Management of patients with giant hemangiomas of the liver encounters persistent controversy. Although recent case series suggest a low complication rate with nonoperative management, the classic paradigm of preventive operative resection remains.
A retrospective cohort study was conducted of 492 patients with giant hepatic hemangioma (>4 cm in size) diagnosed between 1985 and 2005 at Mayo Clinic Rochester. Long-term outcomes were assessed by patient survey, with a follow-up of 11 ± 6.4 years.

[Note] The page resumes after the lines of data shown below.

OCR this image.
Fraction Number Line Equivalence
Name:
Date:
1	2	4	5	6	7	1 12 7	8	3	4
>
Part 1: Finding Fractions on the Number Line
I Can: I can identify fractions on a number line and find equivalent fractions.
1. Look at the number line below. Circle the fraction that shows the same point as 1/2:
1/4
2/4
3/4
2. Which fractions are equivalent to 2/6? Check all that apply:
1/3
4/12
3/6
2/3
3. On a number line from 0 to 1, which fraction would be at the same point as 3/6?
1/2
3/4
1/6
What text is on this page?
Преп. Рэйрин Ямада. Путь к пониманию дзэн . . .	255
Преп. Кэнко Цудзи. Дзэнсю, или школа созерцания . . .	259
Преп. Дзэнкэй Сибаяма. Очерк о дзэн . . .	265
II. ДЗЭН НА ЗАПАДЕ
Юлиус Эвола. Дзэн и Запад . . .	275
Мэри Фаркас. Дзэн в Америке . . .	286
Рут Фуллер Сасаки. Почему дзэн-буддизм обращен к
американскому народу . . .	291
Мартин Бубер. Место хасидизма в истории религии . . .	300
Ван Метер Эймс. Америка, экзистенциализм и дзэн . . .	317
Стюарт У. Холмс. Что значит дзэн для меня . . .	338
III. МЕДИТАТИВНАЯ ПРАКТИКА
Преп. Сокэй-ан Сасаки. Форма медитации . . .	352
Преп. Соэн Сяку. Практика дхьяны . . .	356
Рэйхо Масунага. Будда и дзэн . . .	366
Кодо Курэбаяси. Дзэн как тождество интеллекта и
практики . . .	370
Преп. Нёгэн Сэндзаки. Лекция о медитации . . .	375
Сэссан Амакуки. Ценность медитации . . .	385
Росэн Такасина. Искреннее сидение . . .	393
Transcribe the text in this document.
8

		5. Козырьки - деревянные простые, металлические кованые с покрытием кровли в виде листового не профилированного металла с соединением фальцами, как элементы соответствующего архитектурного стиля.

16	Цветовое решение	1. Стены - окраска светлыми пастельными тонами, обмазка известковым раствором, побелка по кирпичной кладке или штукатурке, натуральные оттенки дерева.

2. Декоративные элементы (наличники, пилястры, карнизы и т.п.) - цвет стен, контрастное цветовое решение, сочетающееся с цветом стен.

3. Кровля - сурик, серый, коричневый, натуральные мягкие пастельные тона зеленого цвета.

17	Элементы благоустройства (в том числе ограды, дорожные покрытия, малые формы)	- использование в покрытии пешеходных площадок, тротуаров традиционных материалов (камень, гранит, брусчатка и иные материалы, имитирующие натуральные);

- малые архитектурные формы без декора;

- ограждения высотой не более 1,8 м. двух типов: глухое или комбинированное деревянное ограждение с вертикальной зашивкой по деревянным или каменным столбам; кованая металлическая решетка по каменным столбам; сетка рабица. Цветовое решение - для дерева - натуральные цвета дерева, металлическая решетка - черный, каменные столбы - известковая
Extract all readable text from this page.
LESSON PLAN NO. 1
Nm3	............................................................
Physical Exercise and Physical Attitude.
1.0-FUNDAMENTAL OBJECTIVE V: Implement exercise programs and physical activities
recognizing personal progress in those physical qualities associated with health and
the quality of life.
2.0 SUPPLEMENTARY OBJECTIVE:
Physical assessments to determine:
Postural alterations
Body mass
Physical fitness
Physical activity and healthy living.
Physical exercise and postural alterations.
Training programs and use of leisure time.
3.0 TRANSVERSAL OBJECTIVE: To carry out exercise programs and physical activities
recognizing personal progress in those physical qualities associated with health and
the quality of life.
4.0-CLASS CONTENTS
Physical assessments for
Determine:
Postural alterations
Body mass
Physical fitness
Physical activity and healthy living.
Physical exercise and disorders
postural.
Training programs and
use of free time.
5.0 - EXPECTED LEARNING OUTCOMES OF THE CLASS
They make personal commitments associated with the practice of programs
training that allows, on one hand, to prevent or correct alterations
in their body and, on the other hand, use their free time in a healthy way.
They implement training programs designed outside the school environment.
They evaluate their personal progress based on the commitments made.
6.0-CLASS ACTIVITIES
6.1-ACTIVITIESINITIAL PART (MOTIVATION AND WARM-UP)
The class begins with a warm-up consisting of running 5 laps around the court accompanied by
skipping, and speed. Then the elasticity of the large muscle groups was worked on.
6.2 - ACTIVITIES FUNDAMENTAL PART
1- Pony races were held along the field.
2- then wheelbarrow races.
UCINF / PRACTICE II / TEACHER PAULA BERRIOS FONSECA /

Of 492 patients, 289 responded to the survey. In the nonoperative group (n = 233), 20% had persistent or new onset of hemangioma-associated symptoms, including potentially life-threatening complications in 2%. In the operative group (n = 56), perioperative complications occurred in 14%, including potentially life-threatening complications in 7%. None of the operative patients had persistent or new onset of hemangioma-associated symptoms after resection of the dominant hemangioma. In group comparison, the rate of adverse events was similar (20% versus 14%; p = 0.45) with an overall low risk for potentially life-threatening complications (2% versus 7%; p = 0.07). Size of hemangiomas was not associated with adverse events in either group. Subjective health status and quality of life at follow-up were similar in both groups (p > 0.54).
Clinical observation of patients with giant hemangioma of the liver has a similar rate of complications compared with operative management, but might prevent the need for invasive interventions in some patients. Clinical observation is preferred in most patients and operative treatment should be reserved for patients with severe symptoms or disease-associated complications.